Georg Schmitz (Politiker, 1926)

Georg Schmitz (* 21. März 1926 in Wattenscheid; † 22. Januar 1971 am Altkönig im Taunus)[1] war Verwaltungsbeamter, Politiker (SPD) und Oberbürgermeister von Wattenscheid.

Leben

Georg Schmitz wurde als Sohn eines Bergmanns geboren. Er gehörte keiner Religionsgemeinschaft an. Mit seiner Ehefrau Marga, geborene Szymanski, hatte er drei Kinder. Seit 1966 war er Ehrenmitglied des SG Wattenscheid 09.[1]
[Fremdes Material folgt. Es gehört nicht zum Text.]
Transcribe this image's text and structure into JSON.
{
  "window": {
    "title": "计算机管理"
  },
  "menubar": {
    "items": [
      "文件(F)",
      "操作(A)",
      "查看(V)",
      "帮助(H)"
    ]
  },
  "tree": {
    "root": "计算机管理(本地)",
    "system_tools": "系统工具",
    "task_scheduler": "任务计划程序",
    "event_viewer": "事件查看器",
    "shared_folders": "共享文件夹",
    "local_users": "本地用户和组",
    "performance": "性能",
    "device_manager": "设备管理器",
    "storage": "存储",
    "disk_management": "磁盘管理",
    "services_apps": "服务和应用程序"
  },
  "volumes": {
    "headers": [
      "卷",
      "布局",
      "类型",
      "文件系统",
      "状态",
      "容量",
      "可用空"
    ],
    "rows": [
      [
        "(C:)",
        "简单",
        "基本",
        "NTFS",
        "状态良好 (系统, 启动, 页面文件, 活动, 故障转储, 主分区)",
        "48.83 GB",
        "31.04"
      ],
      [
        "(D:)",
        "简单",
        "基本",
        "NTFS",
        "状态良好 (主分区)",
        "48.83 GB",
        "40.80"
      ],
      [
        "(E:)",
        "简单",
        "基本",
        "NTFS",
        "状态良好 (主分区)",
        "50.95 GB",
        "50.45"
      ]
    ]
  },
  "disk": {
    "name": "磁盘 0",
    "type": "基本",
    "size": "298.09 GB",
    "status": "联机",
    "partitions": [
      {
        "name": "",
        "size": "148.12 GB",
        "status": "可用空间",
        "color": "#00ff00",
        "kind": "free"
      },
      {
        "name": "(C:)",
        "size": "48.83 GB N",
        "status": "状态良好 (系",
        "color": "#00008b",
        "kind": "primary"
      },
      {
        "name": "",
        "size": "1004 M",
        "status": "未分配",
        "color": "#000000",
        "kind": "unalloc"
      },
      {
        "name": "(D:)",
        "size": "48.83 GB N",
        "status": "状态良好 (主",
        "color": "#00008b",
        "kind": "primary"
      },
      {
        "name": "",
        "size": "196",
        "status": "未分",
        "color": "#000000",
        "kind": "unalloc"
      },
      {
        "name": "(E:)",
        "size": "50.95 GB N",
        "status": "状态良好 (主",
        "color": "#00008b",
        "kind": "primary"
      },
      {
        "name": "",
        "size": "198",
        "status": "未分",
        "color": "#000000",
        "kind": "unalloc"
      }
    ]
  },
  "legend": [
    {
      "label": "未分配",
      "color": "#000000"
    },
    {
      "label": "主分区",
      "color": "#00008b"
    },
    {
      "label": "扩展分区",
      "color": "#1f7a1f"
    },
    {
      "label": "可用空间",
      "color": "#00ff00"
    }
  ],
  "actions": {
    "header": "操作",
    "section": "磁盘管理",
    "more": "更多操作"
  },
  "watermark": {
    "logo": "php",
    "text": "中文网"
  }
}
Karriere und politisches Leben

Er war von 1940 bis 1963 als Verwaltungsbeamter in Wattenscheid tätig. Von 1963 bis 1968 war er als Stadtoberinspektor in Dortmund tätig. Ab den 19. Juli 1966 gehörte er zum Aufsichtsrat der VEW AG in Dortmund. Schmitz war ab dem 27. September Mitglied des Rats der Stadt Wattenscheid. Am 8. Oktober 1964 wurde er zum Oberbürgermeister gewählt. Dieses Amt bekleidet er bis zum 12. Januar 1968, bevor er auf den Posten des Oberstadtdirektor von Wattenscheid wechselte.[1] Sein Nachfolger wurde Erwin Topp.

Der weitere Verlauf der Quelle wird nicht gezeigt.